Старик опустил письмо, наполовину скрывавшее его лицо, и Лайонел увидел, как две крупные слезы скатились по впалым щекам. Рассерженное и надменное выражение лица Лайонела смягчилось, и он уже готов был заговорить примирительным тоном, но незнакомец, который, не дрогнув, выдержал его гневный взгляд, сказал спокойно, глядя ему прямо в глаза:
– Я понимаю вас, майор Линкольн. Но ведь иные обстоятельства оправдывают даже более серьезное злоупотребление доверием, чем то, в котором вы обвиняете меня. Не сознательное намерение, а случай открыл мне сейчас самые сокровенные ваши мысли относительно предмета, который представляет для меня глубочайший интерес. Во время нашего путешествия вы не раз настойчиво просили меня рассказать вам то, что вы так жаждали узнать. На ваши просьбы, как вы, вероятно, помните, я всегда ответствовал молчанием.
– Вы говорили, сударь, что знаете тайну, раскрыть которую я стремлюсь всем сердцем, и я настойчиво просил вас развеять мои сомнения, открыв мне правду. Но я не усматриваю, каким образом…
– …ваше стремление проникнуть в мою тайну дает мне право проникать в ваши, хотите вы сказать, – прервал его незнакомец. – И вы правы. Но моя глубокая заинтересованность в вашей судьбе, заинтересованность, причина которой пока еще скрыта от вас, но ручательством которой могут служить эти жгучие слезы, впервые за много лет пролившиеся из глаз, навеки, казалось бы, разучившихся плакать, может и должна послужить мне оправданием.
– Я не сомневаюсь в этом, – сказал Лайонел, глубоко тронутый скорбью, прозвучавшей в голосе незнакомца, – не сомневаюсь и прошу вас – не нужно больше никаких объяснений, я не стану их слушать. Надеюсь, что вы не нашли в этих письмах ничего, что было бы противно сыновним чувствам.
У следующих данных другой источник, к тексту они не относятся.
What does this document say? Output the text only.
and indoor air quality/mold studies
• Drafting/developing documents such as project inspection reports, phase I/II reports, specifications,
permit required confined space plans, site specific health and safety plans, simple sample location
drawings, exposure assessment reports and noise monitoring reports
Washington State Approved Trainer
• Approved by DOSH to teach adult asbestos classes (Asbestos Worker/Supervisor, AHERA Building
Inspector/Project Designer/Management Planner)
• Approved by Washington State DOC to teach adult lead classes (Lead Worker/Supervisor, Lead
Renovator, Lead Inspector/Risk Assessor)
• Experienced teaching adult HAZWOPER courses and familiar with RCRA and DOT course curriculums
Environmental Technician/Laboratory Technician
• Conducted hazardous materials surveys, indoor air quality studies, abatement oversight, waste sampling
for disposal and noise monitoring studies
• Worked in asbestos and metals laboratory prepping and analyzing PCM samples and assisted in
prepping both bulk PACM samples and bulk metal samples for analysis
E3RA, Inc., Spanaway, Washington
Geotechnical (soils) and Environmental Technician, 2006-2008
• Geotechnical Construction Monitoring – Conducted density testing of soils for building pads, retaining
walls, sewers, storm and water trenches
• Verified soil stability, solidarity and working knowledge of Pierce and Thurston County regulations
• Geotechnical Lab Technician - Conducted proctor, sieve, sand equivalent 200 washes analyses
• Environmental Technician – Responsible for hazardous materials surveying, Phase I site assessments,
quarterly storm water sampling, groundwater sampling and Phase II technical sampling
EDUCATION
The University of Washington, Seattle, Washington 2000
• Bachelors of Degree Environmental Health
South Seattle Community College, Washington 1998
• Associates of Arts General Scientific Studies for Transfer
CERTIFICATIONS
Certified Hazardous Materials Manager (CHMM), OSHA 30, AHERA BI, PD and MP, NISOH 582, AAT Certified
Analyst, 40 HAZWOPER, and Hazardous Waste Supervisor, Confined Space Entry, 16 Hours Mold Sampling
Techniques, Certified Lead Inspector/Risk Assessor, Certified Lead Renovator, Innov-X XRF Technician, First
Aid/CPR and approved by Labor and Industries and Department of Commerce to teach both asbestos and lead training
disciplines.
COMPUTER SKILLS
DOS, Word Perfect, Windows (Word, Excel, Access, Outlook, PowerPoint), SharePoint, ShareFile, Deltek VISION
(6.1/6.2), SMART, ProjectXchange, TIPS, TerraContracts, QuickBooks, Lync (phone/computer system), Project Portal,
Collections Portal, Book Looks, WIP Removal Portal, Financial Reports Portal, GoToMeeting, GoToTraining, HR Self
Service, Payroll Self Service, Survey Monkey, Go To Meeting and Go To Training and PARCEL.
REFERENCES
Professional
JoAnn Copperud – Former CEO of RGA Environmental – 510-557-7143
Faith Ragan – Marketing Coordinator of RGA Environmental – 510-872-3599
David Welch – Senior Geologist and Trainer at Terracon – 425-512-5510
– Я нашел в них многое, Лайонел Линкольн, что наполнило бы гордостью сердце любого отца, – отвечал старик. – Именно эта сыновняя любовь, которой дышит ваше письмо, исторгла слезы из моих глаз. Ведь тот, кто, подобно мне, уже перешагнул грань возраста, отмеренного на земле человеку, не познав при этом ни той любви, что отец питает к своему отпрыску, ни той, которой дитя одаряет того, кто дал ему жизнь, – тот не может при виде такой глубокой привязанности, как ваша, не осознать всей глубины своего несчастья, если он еще не утратил всякого подобия человеческих чувств.